Like Hillbilly Elegy, this book gave me a glimpse. But more importantly, Kristof and WuDunn make some solid proposals about what can be done:
~ They cite Ron Haskin’s and Isabel Sawhill’s three traditional rules for preventing poverty: graduate from high school; get and keep a full time job; and get married before you have kids. Only 2% who follow these “rules” or this “success sequence” live in poverty while 79% who ignore all of these “rules” live in poverty.
~ Thus Kristof and WuDunn admonish us to create policies and programs that encourage success. They lambast the United States for spending far more on prisons than education and social programs.

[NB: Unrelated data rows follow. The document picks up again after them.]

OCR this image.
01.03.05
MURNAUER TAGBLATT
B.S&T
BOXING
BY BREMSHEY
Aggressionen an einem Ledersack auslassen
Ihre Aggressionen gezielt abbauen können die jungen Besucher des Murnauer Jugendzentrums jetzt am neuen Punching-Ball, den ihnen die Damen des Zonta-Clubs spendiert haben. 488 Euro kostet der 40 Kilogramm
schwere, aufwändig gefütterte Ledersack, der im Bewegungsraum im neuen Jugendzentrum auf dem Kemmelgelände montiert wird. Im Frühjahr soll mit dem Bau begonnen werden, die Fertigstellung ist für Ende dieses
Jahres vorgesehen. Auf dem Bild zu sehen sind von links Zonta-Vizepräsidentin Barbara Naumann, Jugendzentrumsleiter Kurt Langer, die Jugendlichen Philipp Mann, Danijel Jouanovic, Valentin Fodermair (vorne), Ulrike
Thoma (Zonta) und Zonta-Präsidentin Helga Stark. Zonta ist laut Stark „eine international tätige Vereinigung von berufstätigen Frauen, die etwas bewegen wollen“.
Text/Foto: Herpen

The Marshall Project states that our prison and jails costs American taxpayers $80 billion a year. The U.S. Department of Education found in July, 2016 that over the last three decades state and local spending on prisons and jails has increased at triple the rate of funding for public education for preschool through grade P-12 education.
~ We need to spend more money on job training programs than prisons. We need to match job training to available jobs.
~ Likewise we need to do a better job helping everyone graduate from high school. WuDunn and Kristoff propose better apprenticeship and vocational programs in high school for those not on the college track that result in a job upon graduation.
~ Early childhood education helps at-risk kids and helps proactively. Early childhood education is much cheaper than prison. There was a good reason Head Start was at the heart of LBJ’s War on Poverty. I wondered if Head Start is present in rural America, and apparently Head Start has centers in 86 percent of America’s 1,760 rural counties.
~ Reduce unwanted pregnancies: WuDunn and Kristof advocate working with teenagers to make wise choices and have birth control available. The goal is to help more teenage young women stay on track, stay in school and thus be able to get good jobs.
~ Restore decent wages and decent jobs. How you do this is the source of an ideological battle.
~ Mentoring. And what can each of us do? The Tightrope authors encourage people to find a local program where you can mentor youth and help them harness their dreams rather than derailing; guide them through turmoil going on at home and make wise choices; and help them learn the necessary skills and develop their talents. Poverty is at the root of much of the despair and shouting in America. I was happy to find a book that helped me understand better, though I acknowledge I still have a long way to go. Can we bridge what so deeply divides America? Learning more about people outside my “silo” was a first step.